A la 1:26 abrí los ojos y supe que el sueño había escapado por la ventana hacia la calle. El viernes me dormí temprano y y tal vez por eso el cuerpo, habituado a pocas horas de sueño con la madrugada para el colegio de los niños, jugó la broma. Me levanté resignado. Decidí no prepararme un café, solo agua tibia, para volver a la cama dos horas más tarde. Repasé las tareas del fin de semana y regresé al capítulo ajeno que corrijo para un libro en proceso. Me ilusiona la idea de terminar ese proyecto y ofrecer al mundo educativo colimense un libro que hoy no existe, uno que muestre la situación del sistema escolar estatal. No de todos los aspectos, por supuesto, no cabrían en un tomo, pero sí de algunos, agrupados en torno a dos ejes: el derecho y la calidad de la educación, que en realidad son uno, pues no se concreta el derecho si no es de calidad. Terminé pronto de corregir aquel capítulo. El sueño seguía de fiesta en la noche silenciosa y fresca desde mi balcón. La vigilia continuó.

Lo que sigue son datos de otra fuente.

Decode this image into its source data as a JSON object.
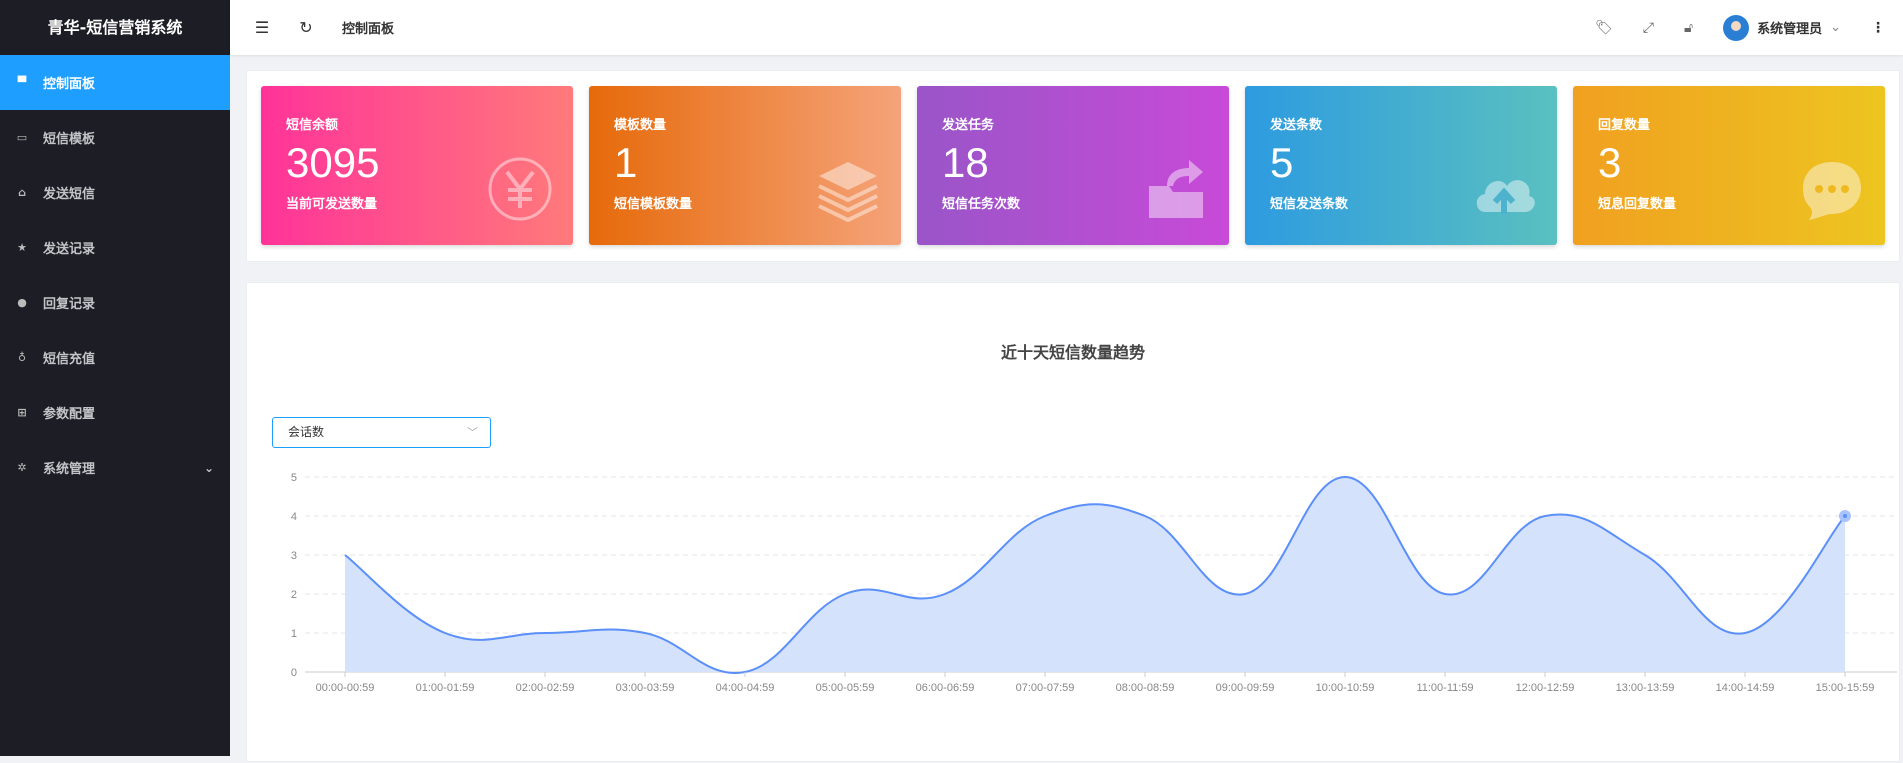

Elegí comenzar la lectura de un libro: Zen en el arte de escribir, de Ray Bradbury. Me sorprendió gratamente su carácter íntimo. Avancé veloz sobre las primeras 25 páginas y solo me detuve para escribir estas líneas a las 3:09. No sé si dormiré de nuevo, en todo caso, probablemente hoy bendiga la casi siempre odiosa compañía del insomnio. En mi cabeza dan vuelta algunas de las ideas leídas: escribiendo uno recuerda que está vivo, y eso es un privilegio, no un derecho / escribir es una forma de supervivencia / uno tiene que mantenerse borracho de escritura, para que la realidad no nos destruya.

La universidad en casa

Durante el curso que imparto en la Facultad de Pedagogía, Universidad de Colima, ensayo una propuesta que rebasa a la materia y desborda las actividades que habitualmente sostenemos maestros y alumnos en los espacios escolares. La llamé “La universidad en casa”. La idea es sencilla: al principio del semestre invité a las estudiantes [son mayoritariamente mujeres], a buscar un momento con su familia para analizar una noticia, observar un video, realizar una lectura, comentar un suceso o tema, al estilo de lo que solemos hacer en la universidad. Concluida la actividad, deben relatar lo sucedido y leerla en clase, frente al grupo. Luego, quienes escuchamos, comentamos.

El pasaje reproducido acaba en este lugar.